Alex was drawn to Christy’s passion for teaching science. She loved that he was also a science enthusiast and, at the time they met, a foster parent to six 4-week-old kittens. “There’s really no better way to a woman’s heart than to show the softer side of yourself,” she says.

When Alex landed a job in Philadelphia, a place neither of them had lived, that prompted serious reckoning. “It was never in the cards to end the relationship. We knew this was it,” Alex says.

“I knew Alex was my person, but I felt really conflicted about the idea of leaving,” says Christy, who was born and raised in the Midwest. “I said, ‘I can’t move to Philly unless I know what we’re planning for the future.’ We had a lot of intense conversations about what that future would look like.”

Alex moved in early 2017; Christy found a job teaching at a Quaker school and joined him in August. By that time, they were engaged. They married in 2018, back in Chicago, at a speakeasy restaurant.

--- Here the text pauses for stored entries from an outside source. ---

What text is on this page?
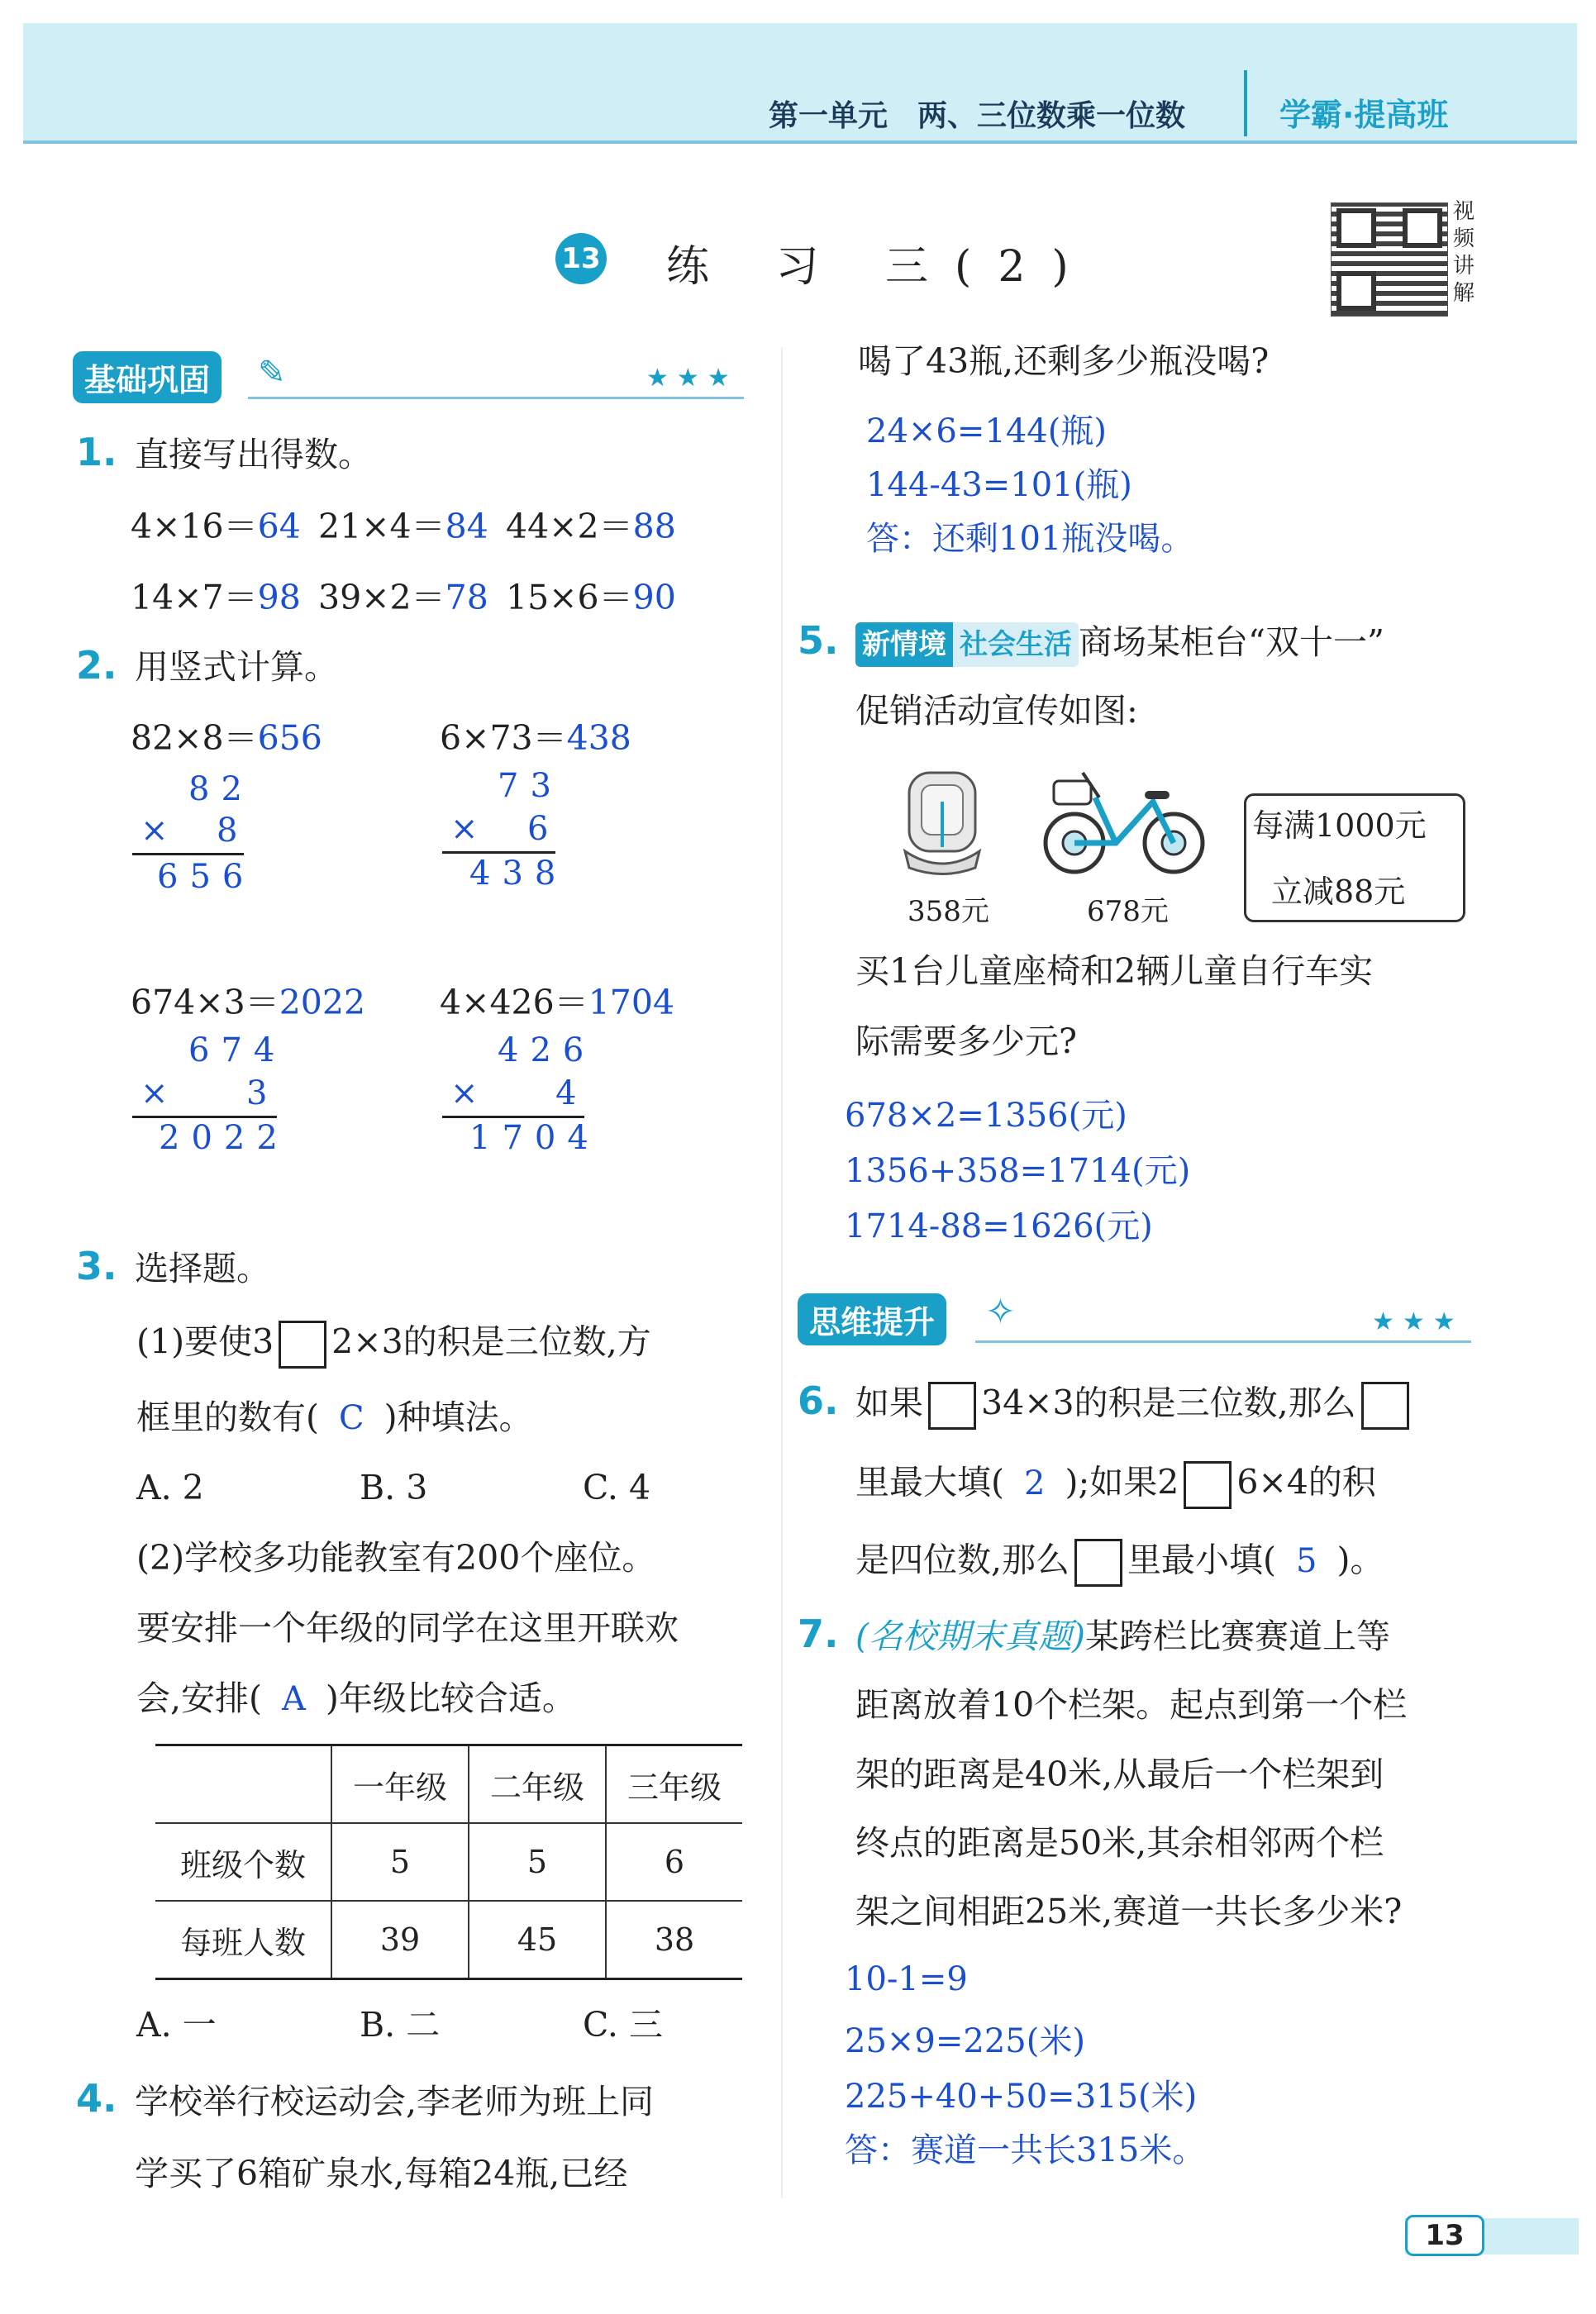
第一单元　两、三位数乘一位数	学霸·提高班
13 练 习 三(2)
视
频
讲
解
基础巩固	✎	★★★
1. 直接写出得数。
4×16＝64 21×4＝84 44×2＝88
14×7＝98 39×2＝78 15×6＝90
2. 用竖式计算。
82×8＝656
82
× 8
656
6×73＝438
73
× 6
438
674×3＝2022
674
× 3
2022
4×426＝1704
426
× 4
1704
3. 选择题。
(1)要使3 2×3的积是三位数,方
框里的数有( C )种填法。
A. 2	B. 3	C. 4
(2)学校多功能教室有200个座位。
要安排一个年级的同学在这里开联欢
会,安排( A )年级比较合适。
	一年级	二年级	三年级
班级个数	5	5	6
每班人数	39	45	38
A. 一	B. 二	C. 三
4. 学校举行校运动会,李老师为班上同
学买了6箱矿泉水,每箱24瓶,已经
喝了43瓶,还剩多少瓶没喝?
24×6=144(瓶)
144-43=101(瓶)
答：还剩101瓶没喝。
5. 新情境 社会生活 商场某柜台“双十一”
促销活动宣传如图:
358元	678元
每满1000元
立减88元
买1台儿童座椅和2辆儿童自行车实
际需要多少元?
678×2=1356(元)
1356+358=1714(元)
1714-88=1626(元)
思维提升	✧	★★★
6. 如果 34×3的积是三位数,那么
里最大填( 2 );如果2 6×4的积
是四位数,那么 里最小填( 5 )。
7. (名校期末真题)某跨栏比赛赛道上等
距离放着10个栏架。起点到第一个栏
架的距离是40米,从最后一个栏架到
终点的距离是50米,其余相邻两个栏
架之间相距25米,赛道一共长多少米?
10-1=9
25×9=225(米)
225+40+50=315(米)
答：赛道一共长315米。
13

A photograph captures a cherished moment: right after the ceremony, when they were sitting, just the two of them, “with these ridiculous, goofy grins on our faces,” Christy says.

That first pregnancy started smoothly. Then the pandemic began. Christy developed gestational diabetes and was considered, in obstetric parlance, of “advanced maternal age.” Because of a spinal fusion she’d had as a teenager, an epidural was out of the question. But she didn’t learn that until she was at Pennsylvania Hospital, on the verge of an induction.

“I was not going to do ‘natural’ birth without pain management options other than rest and massage,” Christy says. “So we went ahead and scheduled a C-section instead.”

In the operating room, Alex learned that at least one parenting cliché held a nugget of truth: “You don’t know what it’s like until you hear your first child’s cry. It’s a life-changing sound. I remember feeling instantly bonded to him.”

Breastfeeding was difficult; Christy’s milk was slow to come, and Miles lost 10% of his body weight in the first several days. Because of COVID-19, no one could visit them in the hospital, and Alex was not permitted to leave and return. They ordered food via Grubhub.

“I thought, ‘I’ve only been a mom for three days, and I’m already failing,’ ” Christy says. Once they were home with Miles, her anxiety continued. “I’d wake up in the middle of the night and be panicked until I put my hand on his chest to see that he was still breathing.” She feared accidentally dropping the baby over the banister and down the stairs.

Alex was the opposite; he’d worried in advance about how to be a dad, but found much of parenting to be “autopilot and gut instinct.”

They wanted Miles to have a sibling. But conception, this time, was difficult: a miscarriage in the fall of 2021. Then another. Several chemical pregnancies. A fertility consult. Soul-searching conversations about how much intervention they would try.

Just as Christy was starting the blood work for a first round of IVF, she became pregnant, in July 2022. Along the way, both had discovered a community of people who’d experienced pregnancy loss and infertility. “I told people in the workplace and heard, ‘Oh, that happened to me,’ ” Alex says. “They said, ‘It’s tough, but you’ll get through it.’ ”

Christy calls it “the sorority that no one ever wants to pledge.”

Her anxiety during that pregnancy remained at red-alert levels, fueled by a series of minor calamities. She tripped, while holding Miles, on her way into Target. She fell again, in the mud outside his day-care center. A fever landed her in the hospital for monitoring. She had a fender bender.

When she saw her doctor for routine monitoring six days before her scheduled C-section, her amniotic fluid was low. At Jefferson Abington Hospital, the verdict was: “You’re having this baby tonight.”

That was in March. Now, Alex works to modulate his “Dad-voice,” the one that means “Listen to me. Now.” Christy practices patience. She recalls a night when Miles kept chanting, “Take Eli away. I don’t want Eli here.” But there was also the day when he raced into his preschool classroom to announce, “I have a baby brother!”

“We can’t control [the kids’] emotions or how they react,” she says. “All we can do is control our own response to the situation.”